Maybe I'd asked for it in this case since before the movie started we had talked about how gullible I was. Apparently this was irresistible to him, as demonstrated by his testing of my naivete. He could probably no more give up testing the limits of my gullibility than I can keep from saying "PEEP!" very loudly when someone tells me "Not another peep out of you!"
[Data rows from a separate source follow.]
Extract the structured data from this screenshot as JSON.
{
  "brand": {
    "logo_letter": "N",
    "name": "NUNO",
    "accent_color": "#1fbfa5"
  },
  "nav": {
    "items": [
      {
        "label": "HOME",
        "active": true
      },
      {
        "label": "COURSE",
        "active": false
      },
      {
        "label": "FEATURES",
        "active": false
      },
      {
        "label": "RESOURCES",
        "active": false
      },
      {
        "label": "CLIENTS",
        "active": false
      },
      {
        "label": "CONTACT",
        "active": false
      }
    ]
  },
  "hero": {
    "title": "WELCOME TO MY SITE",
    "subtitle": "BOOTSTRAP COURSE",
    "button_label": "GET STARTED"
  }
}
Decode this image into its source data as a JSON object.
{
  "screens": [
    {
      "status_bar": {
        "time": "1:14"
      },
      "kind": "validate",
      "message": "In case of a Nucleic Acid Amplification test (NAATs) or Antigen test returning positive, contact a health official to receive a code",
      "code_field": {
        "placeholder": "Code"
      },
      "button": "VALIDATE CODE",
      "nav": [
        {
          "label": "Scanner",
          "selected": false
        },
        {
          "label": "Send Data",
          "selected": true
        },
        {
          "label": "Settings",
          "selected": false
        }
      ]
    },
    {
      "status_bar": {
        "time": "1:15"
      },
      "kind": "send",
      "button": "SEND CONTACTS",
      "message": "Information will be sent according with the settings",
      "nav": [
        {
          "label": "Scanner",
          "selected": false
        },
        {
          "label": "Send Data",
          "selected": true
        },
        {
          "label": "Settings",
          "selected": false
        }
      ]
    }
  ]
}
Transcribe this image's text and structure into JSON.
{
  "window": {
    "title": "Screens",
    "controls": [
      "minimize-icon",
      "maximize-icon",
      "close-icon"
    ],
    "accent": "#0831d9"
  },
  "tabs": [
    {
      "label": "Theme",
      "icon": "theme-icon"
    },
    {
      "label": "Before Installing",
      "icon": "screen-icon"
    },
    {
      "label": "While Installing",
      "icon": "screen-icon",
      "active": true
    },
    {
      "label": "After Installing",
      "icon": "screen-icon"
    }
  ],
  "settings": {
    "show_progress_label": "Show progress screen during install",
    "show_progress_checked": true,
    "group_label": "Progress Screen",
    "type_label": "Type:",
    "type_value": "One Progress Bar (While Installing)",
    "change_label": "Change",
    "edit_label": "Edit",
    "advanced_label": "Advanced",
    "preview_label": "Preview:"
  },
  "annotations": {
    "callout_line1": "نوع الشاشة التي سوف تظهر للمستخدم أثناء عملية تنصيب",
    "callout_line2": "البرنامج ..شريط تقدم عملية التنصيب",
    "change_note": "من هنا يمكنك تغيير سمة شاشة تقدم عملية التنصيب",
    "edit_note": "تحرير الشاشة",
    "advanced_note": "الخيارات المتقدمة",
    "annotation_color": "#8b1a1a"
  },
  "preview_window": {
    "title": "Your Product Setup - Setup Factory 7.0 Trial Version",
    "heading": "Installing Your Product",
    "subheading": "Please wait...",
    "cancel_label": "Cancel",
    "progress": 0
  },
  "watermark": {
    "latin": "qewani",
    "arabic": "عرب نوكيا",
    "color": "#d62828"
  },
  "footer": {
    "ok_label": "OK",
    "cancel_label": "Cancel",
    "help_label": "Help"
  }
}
I like to think I've grown a bit less naive and less easily taken since I've entered the "adult" world and began working for an employer who did not serve combo meals or french fries. Especially since I joined that elite cadre of people who work downtown, with all the attendant street scams and hustlers.


Isn't my city beautiful?

I knew to be wary of bums, vagabonds and various other nefarious figures who would happily relieve me of my "spare" change and any cigarettes I might care to part with. I felt confident I could protect myself from these types. I have a great ability to say "No" when I want to.

I was unprepared for how creative they can get and how round-about they will go to get at what they want.

I've been told I have a brisk, bad-ass walk (I choose to believe this observation of it, anyways). That is good--hopefully this means I look scary enough to not bother. Unfortunately, it's not enough of a deterrent. These are professionals, and they've heard "No" so many times the word is unable to faze them anymore.

Once I was walking with my best downtown girl-walk in my strappy wedge sandals and pink floral skirt. I caught the crosswalk at the wrong time and was forced to stop. A man stops next to me, breathing a little heavily, hands on his knees, and wheezes out, "Whoa! You walk fast lady! I had a hard time catching up."



I give him a sideways look but say nothing--speaking only encourages them.

"Anyways, I was trying to catch up with you because you're just what we're looking for! How'd you like to meet Prince?"

Don't get me wrong, Prince is great. I'm all about the Minnesotan celebrities, and I hung out at his club often in my raver flaver days. But I highly doubt this man is on intimate acquaintance with Prince.

"See, I was told to find some pretty young girls like yourself who want to do a photo shoot with Prince! Whaddya say?"



I am still the most gullible person you'll ever meet (outside my immediate family--where do you think I got it?!?) but I like to think I've wised up over the years.

"No thanks," I say, and thankfully the light changes and I'm able to stride away confidently with legs and arms swinging.

If I'd taken him up on his offer, I maybe could have met the Purple Rain man. Or maybe just met someone who really, really liked my purse and what was in it and wanted to separate me from said handbag and contents. Or something more sinister.

Either way, I'm glad I wised up at least enough to realize that some gift horses should be looked in the mouth.